Second paragraph of third article ("龙马精神 Dragon Horse Vitality Spirit", by Yen Ooi):
Genres are in general difficult to define, but CSF is especially complicated. Both the terms Chinese and science fiction defy any clear definition, yet are used so commonly that every user has their own pre-assumed definition. One popular assumption in the West is that CSF should always be read in terms of political dissent or complicity with state power. As much as that might be true for some, it is an unhelpful generalisation. After all, we do not assume that British SF is only about Brexit, or American SF only about Trump. In one sense, all storytelling is inherently political, and within Anglophone SF especially, the racist and queerphobic attack on representational diversity is often disguised as a demand to “remove the politics” from our stories.
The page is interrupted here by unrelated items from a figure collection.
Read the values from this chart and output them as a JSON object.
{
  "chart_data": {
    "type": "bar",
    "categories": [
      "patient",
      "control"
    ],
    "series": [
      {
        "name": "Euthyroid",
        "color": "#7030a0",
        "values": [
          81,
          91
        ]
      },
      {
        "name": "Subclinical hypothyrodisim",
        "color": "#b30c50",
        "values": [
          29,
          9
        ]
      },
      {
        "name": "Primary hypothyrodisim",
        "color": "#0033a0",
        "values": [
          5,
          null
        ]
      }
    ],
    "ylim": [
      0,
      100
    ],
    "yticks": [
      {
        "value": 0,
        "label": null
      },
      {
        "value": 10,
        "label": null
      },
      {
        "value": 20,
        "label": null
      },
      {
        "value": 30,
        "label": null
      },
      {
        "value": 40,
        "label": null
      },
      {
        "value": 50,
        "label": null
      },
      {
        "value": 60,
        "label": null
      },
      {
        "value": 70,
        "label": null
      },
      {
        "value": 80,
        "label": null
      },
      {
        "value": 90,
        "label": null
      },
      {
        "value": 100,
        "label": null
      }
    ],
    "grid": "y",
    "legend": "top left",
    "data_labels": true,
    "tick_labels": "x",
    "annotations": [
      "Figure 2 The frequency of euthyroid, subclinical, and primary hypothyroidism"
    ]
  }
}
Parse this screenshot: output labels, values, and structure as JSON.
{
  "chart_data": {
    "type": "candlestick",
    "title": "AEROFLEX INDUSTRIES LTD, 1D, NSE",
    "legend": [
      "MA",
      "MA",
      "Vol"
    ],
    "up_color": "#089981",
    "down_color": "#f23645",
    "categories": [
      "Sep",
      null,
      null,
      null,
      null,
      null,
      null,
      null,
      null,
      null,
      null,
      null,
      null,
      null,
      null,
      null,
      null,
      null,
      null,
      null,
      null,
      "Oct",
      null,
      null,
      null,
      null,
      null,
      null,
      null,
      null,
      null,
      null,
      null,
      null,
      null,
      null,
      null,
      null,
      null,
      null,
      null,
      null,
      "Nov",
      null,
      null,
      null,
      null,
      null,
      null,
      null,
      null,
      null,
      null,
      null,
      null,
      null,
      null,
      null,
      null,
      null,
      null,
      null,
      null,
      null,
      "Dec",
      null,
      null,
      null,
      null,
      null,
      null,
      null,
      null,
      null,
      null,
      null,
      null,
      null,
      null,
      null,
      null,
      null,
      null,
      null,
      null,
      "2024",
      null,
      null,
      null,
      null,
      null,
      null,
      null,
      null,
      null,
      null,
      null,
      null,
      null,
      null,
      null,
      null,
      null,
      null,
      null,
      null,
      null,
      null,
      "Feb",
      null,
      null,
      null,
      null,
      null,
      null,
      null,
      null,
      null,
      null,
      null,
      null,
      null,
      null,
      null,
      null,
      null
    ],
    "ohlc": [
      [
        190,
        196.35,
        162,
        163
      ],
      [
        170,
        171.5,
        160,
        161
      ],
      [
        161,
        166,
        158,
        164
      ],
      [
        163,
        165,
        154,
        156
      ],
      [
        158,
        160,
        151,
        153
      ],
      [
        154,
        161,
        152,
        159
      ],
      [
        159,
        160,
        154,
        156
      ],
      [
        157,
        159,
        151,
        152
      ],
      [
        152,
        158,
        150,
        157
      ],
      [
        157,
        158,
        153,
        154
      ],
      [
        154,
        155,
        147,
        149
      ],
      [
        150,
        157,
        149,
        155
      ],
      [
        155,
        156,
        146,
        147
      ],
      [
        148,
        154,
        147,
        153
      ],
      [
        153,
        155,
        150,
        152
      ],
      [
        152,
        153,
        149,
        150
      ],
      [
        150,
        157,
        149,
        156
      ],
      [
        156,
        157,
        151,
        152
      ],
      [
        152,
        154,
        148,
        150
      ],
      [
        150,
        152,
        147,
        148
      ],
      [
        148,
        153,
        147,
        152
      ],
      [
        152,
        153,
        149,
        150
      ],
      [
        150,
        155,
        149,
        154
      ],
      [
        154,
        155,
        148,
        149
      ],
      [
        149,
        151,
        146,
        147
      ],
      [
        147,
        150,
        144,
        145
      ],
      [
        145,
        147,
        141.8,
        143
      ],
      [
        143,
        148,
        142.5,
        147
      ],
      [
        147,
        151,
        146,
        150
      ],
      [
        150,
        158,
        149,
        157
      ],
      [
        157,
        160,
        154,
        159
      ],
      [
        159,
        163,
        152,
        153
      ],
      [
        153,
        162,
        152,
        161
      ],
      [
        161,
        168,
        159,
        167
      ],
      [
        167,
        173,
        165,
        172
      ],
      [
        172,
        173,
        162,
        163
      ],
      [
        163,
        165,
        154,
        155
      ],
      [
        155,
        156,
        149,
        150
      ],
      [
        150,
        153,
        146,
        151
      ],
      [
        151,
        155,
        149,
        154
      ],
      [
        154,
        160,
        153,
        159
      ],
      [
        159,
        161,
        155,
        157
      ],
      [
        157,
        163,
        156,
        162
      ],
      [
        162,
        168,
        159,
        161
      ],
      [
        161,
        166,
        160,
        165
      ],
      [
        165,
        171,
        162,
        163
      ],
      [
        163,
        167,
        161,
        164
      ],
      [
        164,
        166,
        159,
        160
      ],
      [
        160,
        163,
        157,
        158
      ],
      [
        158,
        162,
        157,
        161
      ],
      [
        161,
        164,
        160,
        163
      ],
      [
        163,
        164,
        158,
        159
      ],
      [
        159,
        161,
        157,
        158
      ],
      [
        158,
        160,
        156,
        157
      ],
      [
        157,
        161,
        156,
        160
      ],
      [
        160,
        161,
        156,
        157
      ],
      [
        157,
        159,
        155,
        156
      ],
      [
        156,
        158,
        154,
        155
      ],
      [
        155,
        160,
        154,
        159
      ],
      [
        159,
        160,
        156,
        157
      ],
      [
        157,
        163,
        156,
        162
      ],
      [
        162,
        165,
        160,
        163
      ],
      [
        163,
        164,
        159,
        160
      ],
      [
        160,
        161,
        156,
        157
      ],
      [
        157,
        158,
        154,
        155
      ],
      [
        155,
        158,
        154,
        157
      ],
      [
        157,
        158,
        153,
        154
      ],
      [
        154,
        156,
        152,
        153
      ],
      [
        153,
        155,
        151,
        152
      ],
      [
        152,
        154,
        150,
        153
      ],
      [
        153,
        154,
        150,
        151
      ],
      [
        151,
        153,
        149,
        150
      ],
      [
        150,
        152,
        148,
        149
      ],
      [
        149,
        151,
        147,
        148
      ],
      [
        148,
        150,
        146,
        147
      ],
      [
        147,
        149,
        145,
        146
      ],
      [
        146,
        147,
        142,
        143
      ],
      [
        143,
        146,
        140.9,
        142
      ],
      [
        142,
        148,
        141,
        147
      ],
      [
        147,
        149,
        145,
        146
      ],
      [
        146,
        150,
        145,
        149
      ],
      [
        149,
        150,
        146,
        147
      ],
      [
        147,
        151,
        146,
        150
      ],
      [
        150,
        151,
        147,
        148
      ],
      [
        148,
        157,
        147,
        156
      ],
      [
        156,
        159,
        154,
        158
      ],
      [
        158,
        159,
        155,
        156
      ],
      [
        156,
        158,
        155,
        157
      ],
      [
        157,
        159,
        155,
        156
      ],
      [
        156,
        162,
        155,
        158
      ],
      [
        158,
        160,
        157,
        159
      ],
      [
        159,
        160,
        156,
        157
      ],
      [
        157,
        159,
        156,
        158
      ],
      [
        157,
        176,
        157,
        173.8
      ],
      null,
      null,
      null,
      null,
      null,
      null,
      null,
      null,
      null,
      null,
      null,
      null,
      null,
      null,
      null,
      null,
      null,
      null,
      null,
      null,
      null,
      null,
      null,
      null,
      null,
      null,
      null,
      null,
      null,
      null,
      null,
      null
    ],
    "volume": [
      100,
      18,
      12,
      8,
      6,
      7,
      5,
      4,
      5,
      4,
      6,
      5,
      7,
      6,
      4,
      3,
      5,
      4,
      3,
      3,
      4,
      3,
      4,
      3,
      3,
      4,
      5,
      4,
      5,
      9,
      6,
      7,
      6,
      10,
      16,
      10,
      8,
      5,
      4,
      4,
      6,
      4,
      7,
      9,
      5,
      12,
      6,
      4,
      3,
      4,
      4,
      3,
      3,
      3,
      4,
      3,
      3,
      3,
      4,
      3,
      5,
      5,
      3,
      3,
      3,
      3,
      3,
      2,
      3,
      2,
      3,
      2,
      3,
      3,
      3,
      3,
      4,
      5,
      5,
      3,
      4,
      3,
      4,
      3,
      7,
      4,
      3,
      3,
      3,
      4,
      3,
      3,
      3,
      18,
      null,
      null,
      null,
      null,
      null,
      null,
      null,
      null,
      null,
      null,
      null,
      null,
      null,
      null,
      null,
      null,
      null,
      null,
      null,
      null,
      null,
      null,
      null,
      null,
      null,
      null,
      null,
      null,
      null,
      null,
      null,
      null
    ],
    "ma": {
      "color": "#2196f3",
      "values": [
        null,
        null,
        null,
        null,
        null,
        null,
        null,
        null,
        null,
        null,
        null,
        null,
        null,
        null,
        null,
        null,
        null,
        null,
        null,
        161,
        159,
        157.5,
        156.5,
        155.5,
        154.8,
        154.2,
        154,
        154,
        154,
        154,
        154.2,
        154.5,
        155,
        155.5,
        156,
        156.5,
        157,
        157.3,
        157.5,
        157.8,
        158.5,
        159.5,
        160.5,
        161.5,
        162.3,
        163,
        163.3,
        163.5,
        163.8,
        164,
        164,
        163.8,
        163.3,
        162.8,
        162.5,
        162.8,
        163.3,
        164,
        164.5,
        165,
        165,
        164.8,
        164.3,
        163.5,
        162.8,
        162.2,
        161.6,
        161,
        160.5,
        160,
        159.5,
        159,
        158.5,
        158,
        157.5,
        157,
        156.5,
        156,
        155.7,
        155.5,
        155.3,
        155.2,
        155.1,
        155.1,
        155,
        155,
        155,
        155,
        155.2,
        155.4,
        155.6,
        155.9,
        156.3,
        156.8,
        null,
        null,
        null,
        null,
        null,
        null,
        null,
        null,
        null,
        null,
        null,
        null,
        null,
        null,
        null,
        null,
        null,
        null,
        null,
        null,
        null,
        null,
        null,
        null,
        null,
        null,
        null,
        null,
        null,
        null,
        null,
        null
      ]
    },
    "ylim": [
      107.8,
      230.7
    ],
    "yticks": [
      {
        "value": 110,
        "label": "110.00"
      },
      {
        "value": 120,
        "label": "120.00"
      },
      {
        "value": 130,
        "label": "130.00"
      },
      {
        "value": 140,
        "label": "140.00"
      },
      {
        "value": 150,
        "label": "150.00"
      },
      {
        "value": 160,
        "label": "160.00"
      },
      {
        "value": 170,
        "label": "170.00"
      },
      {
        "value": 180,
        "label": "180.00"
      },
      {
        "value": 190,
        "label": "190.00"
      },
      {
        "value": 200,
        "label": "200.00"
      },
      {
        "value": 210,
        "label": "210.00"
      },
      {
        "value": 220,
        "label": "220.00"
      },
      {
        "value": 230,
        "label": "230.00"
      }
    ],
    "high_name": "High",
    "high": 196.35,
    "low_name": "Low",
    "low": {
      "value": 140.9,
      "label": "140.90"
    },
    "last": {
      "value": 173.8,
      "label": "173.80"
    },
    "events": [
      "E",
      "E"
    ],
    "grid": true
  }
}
However, the necessarily political nature of storytelling is complicated in the case of the Anglophone reception of CSF. The insistence of many Western readers on interpreting CSF exclusively in relation to government censorship can itself have a paradoxically censoring effect. Some CSF authors have even resisted writing stories set in China, or allowing the translation of their work into English, for fear that readers will ignore its actual aesthetic and intellectual qualities, while using it as material for simplistic speculation: Whose side are you really on? To quote Ken Liu — for what is a publication on CSF without mentioning the writer who, it feels like, has single-handedly brought CSF to Anglo-American readers? —
Like writers everywhere, today’s Chinese writers are concerned with humanism; with globalization; with technological advancement; with development and environmental preservation; with history, rights, freedom, and justice; with family and love; with the beauty of expressing sentiment through words; with language play; with the grandeur of science; with the thrill of discovery; with the ultimate meaning of life.
— Ken Liu, Invisible Planets, 2016.
The BSFA has done us all a huge service with a special issue of Vector devoted to Chinese SF, 80 pages of really interesting pieces about the genre in the language with most native speakers in the world. I must say there isn't a dud piece here - I thought I was going to bounce off Angela Chan's interview with artist Beatrice Glow, but in fact it developed into a really interesting narrative about colonialism and representation. I won't attempt to summarise what I learned from the magazine, but I went straight out and bought An Excess Male, by Maggie Shen King, and Waste Tide, by Chen Qiufan, to add to my TBR list. I assume that the interested non-BSFA member can make arrangements to get a paper copy from the source, or wait a few months until it appears on the back issues page.